After the success of their masterpiece “OK Computer,” an album that pushed the ideas of what rock music could be, the band went on to produce albums that were full of glitches and stuttering drumbeats, Thom Yorke’s unearthly vocals became indecipherable, and song structures began to eschew hooks or choruses or song structure all together. Despite these attributes Radiohead is a band that has always remained in the mainstream’s subconscious and is regularly regarded as one of the biggest rock bands in the world. Even Britney Spears has been seen carry their previous album to her car!
This changed for the first time with a brief return to accessibility with 2007’s “In Rainbows.” “In Rainbows” seemed to be a summary of everything the band had done thus far. Not only that, but the album was full of hooks, snarling guitars, crashing cymbals, unearthly wails, and bombastic strings, even on the quietest ballads.

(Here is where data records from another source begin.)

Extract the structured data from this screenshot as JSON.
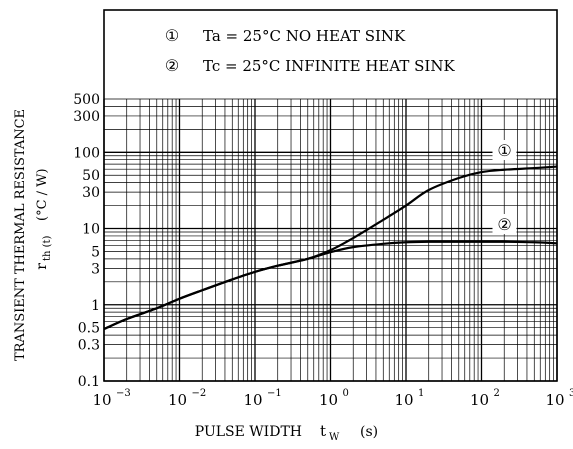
{
  "chart_data": {
    "type": "line",
    "title": "",
    "xlabel": "PULSE WIDTH",
    "xlabel_symbol": "t",
    "xlabel_symbol_sub": "W",
    "xlabel_unit": "(s)",
    "ylabel_line1": "TRANSIENT THERMAL RESISTANCE",
    "ylabel_line2_symbol": "r",
    "ylabel_line2_sub": "th (t)",
    "ylabel_line2_unit": "(°C / W)",
    "xscale": "log",
    "yscale": "log",
    "xlim": [
      0.001,
      1000
    ],
    "ylim": [
      0.1,
      500
    ],
    "grid": true,
    "x_tick_labels": [
      {
        "value": 0.001,
        "base": "10",
        "exp": "−3"
      },
      {
        "value": 0.01,
        "base": "10",
        "exp": "−2"
      },
      {
        "value": 0.1,
        "base": "10",
        "exp": "−1"
      },
      {
        "value": 1,
        "base": "10",
        "exp": "0"
      },
      {
        "value": 10,
        "base": "10",
        "exp": "1"
      },
      {
        "value": 100,
        "base": "10",
        "exp": "2"
      },
      {
        "value": 1000,
        "base": "10",
        "exp": "3"
      }
    ],
    "y_tick_labels": [
      {
        "value": 0.1,
        "label": "0.1"
      },
      {
        "value": 0.3,
        "label": "0.3"
      },
      {
        "value": 0.5,
        "label": "0.5"
      },
      {
        "value": 1,
        "label": "1"
      },
      {
        "value": 3,
        "label": "3"
      },
      {
        "value": 5,
        "label": "5"
      },
      {
        "value": 10,
        "label": "10"
      },
      {
        "value": 30,
        "label": "30"
      },
      {
        "value": 50,
        "label": "50"
      },
      {
        "value": 100,
        "label": "100"
      },
      {
        "value": 300,
        "label": "300"
      },
      {
        "value": 500,
        "label": "500"
      }
    ],
    "legend": {
      "placement": "top",
      "entries": [
        {
          "marker": "①",
          "text": "Ta = 25°C NO HEAT SINK"
        },
        {
          "marker": "②",
          "text": "Tc = 25°C INFINITE HEAT SINK"
        }
      ]
    },
    "series": [
      {
        "marker": "①",
        "x": [
          0.001,
          0.002,
          0.005,
          0.01,
          0.02,
          0.05,
          0.1,
          0.2,
          0.5,
          1,
          2,
          5,
          10,
          20,
          50,
          100,
          200,
          500,
          1000
        ],
        "y": [
          0.48,
          0.65,
          0.9,
          1.2,
          1.55,
          2.15,
          2.7,
          3.25,
          4.0,
          5.2,
          7.5,
          13,
          20,
          32,
          46,
          55,
          59,
          62,
          65
        ]
      },
      {
        "marker": "②",
        "x": [
          0.001,
          0.002,
          0.005,
          0.01,
          0.02,
          0.05,
          0.1,
          0.2,
          0.5,
          1,
          2,
          5,
          10,
          20,
          50,
          100,
          200,
          500,
          1000
        ],
        "y": [
          0.48,
          0.65,
          0.9,
          1.2,
          1.55,
          2.15,
          2.7,
          3.25,
          4.0,
          4.9,
          5.7,
          6.3,
          6.6,
          6.7,
          6.7,
          6.7,
          6.7,
          6.6,
          6.4
        ]
      }
    ]
  }
}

“The King of Limbs” doesn’t do any of these things, it doesn’t present something new and it doesn’t create a cohesive package; what it does present is a quiet, minimalist album that seems to be made up of previously discarded ideas. This is certainly not surprising, as Radiohead spent the majority of the 90’s fashioning a glitchy-electro-rock sound. The reason this album is such a disappointment is its inability to create a unified vision, or much of a vision at all in its brief 37 minutes.

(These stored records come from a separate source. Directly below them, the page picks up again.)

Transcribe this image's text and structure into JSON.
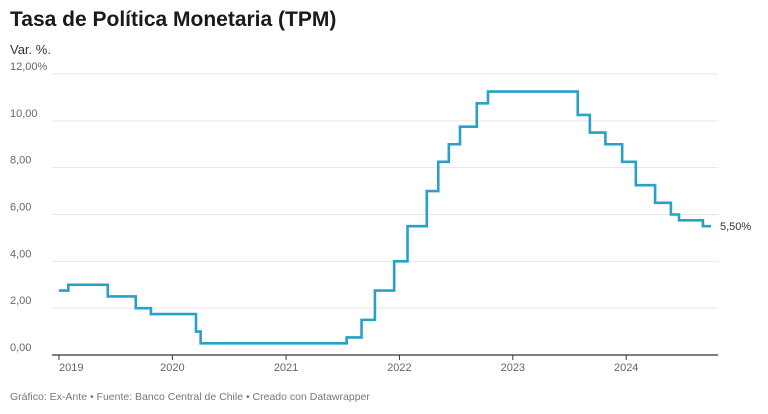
{
  "title": "Tasa de Política Monetaria (TPM)",
  "subtitle": "Var. %.",
  "footer": "Gráfico: Ex-Ante • Fuente: Banco Central de Chile • Creado con Datawrapper",
  "colors": {
    "line": "#28a1c8",
    "grid": "#e6e6e6",
    "axis": "#333333"
  },
  "chart_data": {
    "type": "line",
    "title": "Tasa de Política Monetaria (TPM)",
    "ylabel": "Var. %.",
    "ylim": [
      0,
      12
    ],
    "xlim": [
      "2019-01-01",
      "2024-09-30"
    ],
    "y_ticks": [
      {
        "value": 0,
        "label": "0,00"
      },
      {
        "value": 2,
        "label": "2,00"
      },
      {
        "value": 4,
        "label": "4,00"
      },
      {
        "value": 6,
        "label": "6,00"
      },
      {
        "value": 8,
        "label": "8,00"
      },
      {
        "value": 10,
        "label": "10,00"
      },
      {
        "value": 12,
        "label": "12,00%"
      }
    ],
    "x_ticks": [
      {
        "date": "2019-01-01",
        "label": "2019"
      },
      {
        "date": "2020-01-01",
        "label": "2020"
      },
      {
        "date": "2021-01-01",
        "label": "2021"
      },
      {
        "date": "2022-01-01",
        "label": "2022"
      },
      {
        "date": "2023-01-01",
        "label": "2023"
      },
      {
        "date": "2024-01-01",
        "label": "2024"
      }
    ],
    "grid": true,
    "step": true,
    "series": [
      {
        "points": [
          [
            "2019-01-01",
            2.75
          ],
          [
            "2019-01-31",
            3.0
          ],
          [
            "2019-06-07",
            2.5
          ],
          [
            "2019-09-05",
            2.0
          ],
          [
            "2019-10-24",
            1.75
          ],
          [
            "2020-03-17",
            1.0
          ],
          [
            "2020-04-01",
            0.5
          ],
          [
            "2021-07-15",
            0.75
          ],
          [
            "2021-09-01",
            1.5
          ],
          [
            "2021-10-14",
            2.75
          ],
          [
            "2021-12-15",
            4.0
          ],
          [
            "2022-01-27",
            5.5
          ],
          [
            "2022-03-30",
            7.0
          ],
          [
            "2022-05-06",
            8.25
          ],
          [
            "2022-06-09",
            9.0
          ],
          [
            "2022-07-15",
            9.75
          ],
          [
            "2022-09-07",
            10.75
          ],
          [
            "2022-10-13",
            11.25
          ],
          [
            "2023-07-29",
            10.25
          ],
          [
            "2023-09-06",
            9.5
          ],
          [
            "2023-10-26",
            9.0
          ],
          [
            "2023-12-19",
            8.25
          ],
          [
            "2024-02-01",
            7.25
          ],
          [
            "2024-04-03",
            6.5
          ],
          [
            "2024-05-24",
            6.0
          ],
          [
            "2024-06-19",
            5.75
          ],
          [
            "2024-09-04",
            5.5
          ]
        ],
        "end_label": "5,50%"
      }
    ]
  }
}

The first half of the album is easily the weakest part of the album. The songs sound like a cross between Thom Yorke’s solo work on “The Eraser” and Radiohead’s “Amnesiac.” These songs could have easily been B-sides to either of those albums, but the music isn’t nearly as unsettling and interesting as the “The Eraser” or as inventive as “Amnesiac.”

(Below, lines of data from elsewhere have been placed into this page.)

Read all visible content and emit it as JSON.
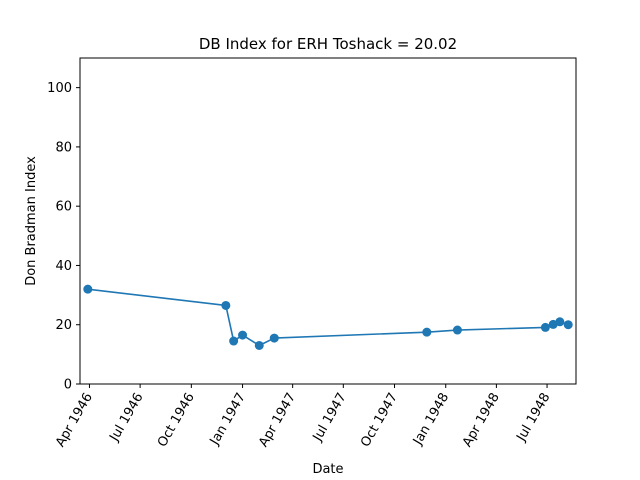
{
  "chart_data": {
    "type": "line",
    "title": "DB Index for ERH Toshack = 20.02",
    "xlabel": "Date",
    "ylabel": "Don Bradman Index",
    "xlim": [
      "1946-03-15",
      "1948-08-22"
    ],
    "ylim": [
      0,
      110
    ],
    "x_ticks": [
      {
        "date": "1946-04-01",
        "label": "Apr 1946"
      },
      {
        "date": "1946-07-01",
        "label": "Jul 1946"
      },
      {
        "date": "1946-10-01",
        "label": "Oct 1946"
      },
      {
        "date": "1947-01-01",
        "label": "Jan 1947"
      },
      {
        "date": "1947-04-01",
        "label": "Apr 1947"
      },
      {
        "date": "1947-07-01",
        "label": "Jul 1947"
      },
      {
        "date": "1947-10-01",
        "label": "Oct 1947"
      },
      {
        "date": "1948-01-01",
        "label": "Jan 1948"
      },
      {
        "date": "1948-04-01",
        "label": "Apr 1948"
      },
      {
        "date": "1948-07-01",
        "label": "Jul 1948"
      }
    ],
    "y_ticks": [
      0,
      20,
      40,
      60,
      80,
      100
    ],
    "grid": false,
    "color": "#1f77b4",
    "series": [
      {
        "points": [
          {
            "x": "1946-03-29",
            "y": 32.0
          },
          {
            "x": "1946-12-02",
            "y": 26.5
          },
          {
            "x": "1946-12-16",
            "y": 14.5
          },
          {
            "x": "1947-01-01",
            "y": 16.5
          },
          {
            "x": "1947-01-31",
            "y": 13.0
          },
          {
            "x": "1947-02-27",
            "y": 15.5
          },
          {
            "x": "1947-11-28",
            "y": 17.5
          },
          {
            "x": "1948-01-22",
            "y": 18.2
          },
          {
            "x": "1948-06-28",
            "y": 19.1
          },
          {
            "x": "1948-07-12",
            "y": 20.1
          },
          {
            "x": "1948-07-24",
            "y": 21.0
          },
          {
            "x": "1948-08-08",
            "y": 20.0
          }
        ]
      }
    ]
  }
}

The album highlights begin halfway through the album with “Lotus Flower” and “Codex”. The latter sounds almost like a spooky Coldplay (aka Radiohead-lite) concept. After half an album of cold and insular electronic sounds the warm piano chords are incredibly welcome. The second half of the album becomes less dense and easier to listen to.
As the shortest Radiohead album, “The King of Limbs” seems to end prematurely, every time “Separator” ends on my IPod I keep waiting for the next song to start. It is hard not to feel ripped-off by the album, not only is it short, but it seems to be populated with throwaway songs, songs that might have better suited on a B-side collection.
A lot of music critics have labeled “The King of Limbs” as an in-between album, one that represents an evolution from an old sound to a new one. This description seems like a way to try and excuse the albums mediocrity. The hard truth is that “The King of Limbs” seems to symbolize for the first time in their long and successful career that Radiohead is running out of new ideas and concepts.